Вдруг сон продолжился.

Только собаки в нем больше не было.

Отчетливо и ясно я вижу как открывается дверь, и вслед за черным слугой в мою комнату… это моя, моя комната! — входит молодая, красивая, жуткая женщина с вороными волосами, такой густоты, словно на ее голове сидит птица, прикрывая крыльями голову. Я никогда прежде не видела женщин с черными волосами и замираю в своем убежище. На руках незнакомка осторожно несет меня! Точно такую же как я маленькую девочку, в моем любимом голубом платьице с атласным воротничком, в моих полосатых гольфах. Только лицо не мое. Девочка спит. Шафранный свет заливает ее пухлые щечки и реснички на кромках век. Мне страшно, я боюсь выдать себя, мне хочется плакать, позвать свою мамочку с красивыми белыми волосами до плеч. Но я вижу, что ручка у девочки забинтована и пугаюсь еще сильней. Слуга делает знак, и хищная незнакомка, наклонившись над моей кроваткой, кладет туда, где сплю только я одна, эту уродину в моем платьице. Но там же мое, мое место! Хочу я крикнуть, и начинаю тихонько плакать от страха и непонимания того, что вижу: мое место занято. Там спит чужая девочка! А где же теперь буду спать я? Я плачу все громче, громче и…

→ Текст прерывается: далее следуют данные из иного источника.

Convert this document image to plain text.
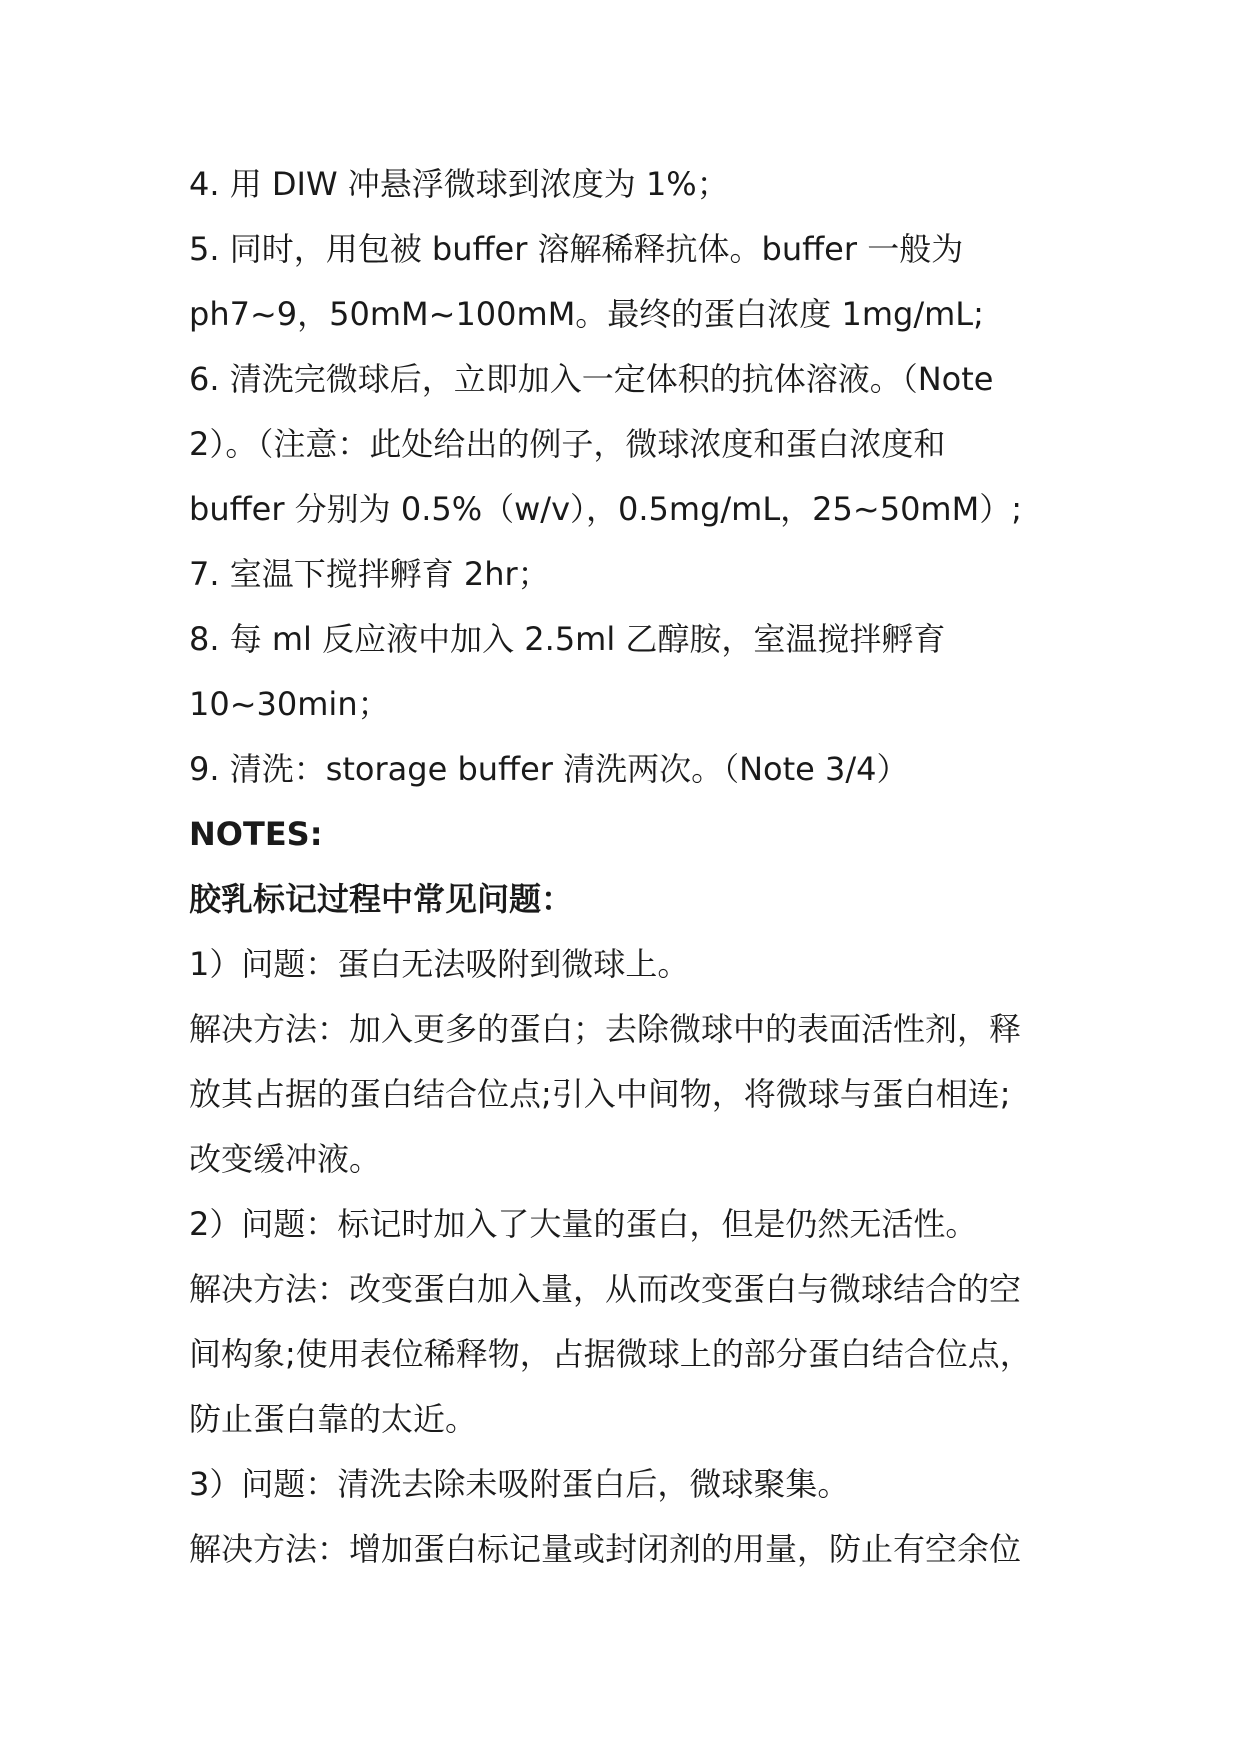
4. 用 DIW 冲悬浮微球到浓度为 1%；
5. 同时，用包被 buffer 溶解稀释抗体。buffer 一般为
ph7~9，50mM~100mM。最终的蛋白浓度 1mg/mL;
6. 清洗完微球后，立即加入一定体积的抗体溶液。（Note
2）。（注意：此处给出的例子，微球浓度和蛋白浓度和
buffer 分别为 0.5%（w/v），0.5mg/mL，25~50mM）;
7. 室温下搅拌孵育 2hr；
8. 每 ml 反应液中加入 2.5ml 乙醇胺，室温搅拌孵育
10~30min；
9. 清洗：storage buffer 清洗两次。（Note 3/4）
NOTES:
胶乳标记过程中常见问题：
1）问题：蛋白无法吸附到微球上。
解决方法：加入更多的蛋白；去除微球中的表面活性剂，释
放其占据的蛋白结合位点;引入中间物，将微球与蛋白相连;
改变缓冲液。
2）问题：标记时加入了大量的蛋白，但是仍然无活性。
解决方法：改变蛋白加入量，从而改变蛋白与微球结合的空
间构象;使用表位稀释物，占据微球上的部分蛋白结合位点，
防止蛋白靠的太近。
3）问题：清洗去除未吸附蛋白后，微球聚集。
解决方法：增加蛋白标记量或封闭剂的用量，防止有空余位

… и просыпаюсь. Мое лицо в слезах. Почти минуту я не могу сообразить где я. Ах да! Это же военная база. Ты на самой границе. Ты убегаешь в Финляндию, Лизок. Вплавь. Через морскую границу. Я расстегиваю до пояса гидрокостюм. Протираю от соли лицо ватным тампоном, который мочу драгоценной влагой из патрона с пресной водой.

Об увиденном воспоминании стараюсь не думать. Его смысл слишком ясен — тебя подменили, Лизочек…

Нехотя съедаю кусок шоколада.

Я потеряла за шесть часов марафона несколько килограммов веса. И все же совершенно нет аппетита. Я буквально заставляю себя есть горьковатую плитку в крупных панцирных клетках в нарывах белого миндаля.

На часах шесть часов тридцать минут.

За окном слышен рев сторожевых катеров. Я оглядываю острым взглядом базу и размышляю: — ага, катера выходят в море на дневное патрулирование. Один, два, три, четыре, пять… пять катеров. Их выход совпадает с началом светового дня и концом работы прожекторов. А Первый прожектор включают с наступлением ночи, около ГГ часов, значит выплывать с базы надо до возвращения катеров дневной вахты и до начала работы последнего, Пятого прожектора… примерно в девять часов вечера, чтобы успеть отплыть за два часа на достаточное расстояние от гада, на самую кромку светового залпа. Судя по всему — это последний прожектор. Дальше — Финляндия.

От рева пограничных катеров мое убежище содрогается, как карточный домик. Я на военной базе! Кому в голову придет искать здесь нарушителя границы?!

Утро наполняется солнцем.

Я снова опускаюсь посидеть на кровать и опять впадаю в забытье. Только во сне я расплакалась.

Меня разбудил тихий вкрадчивый звук… кап, кап, кап… Где-то протекал кран! Смотрю на часы! Три часа дня! Я проспала девять часов как убитая, сидя на голой кровати, прислонившись спиной к стенке с револьвером между колен в руках.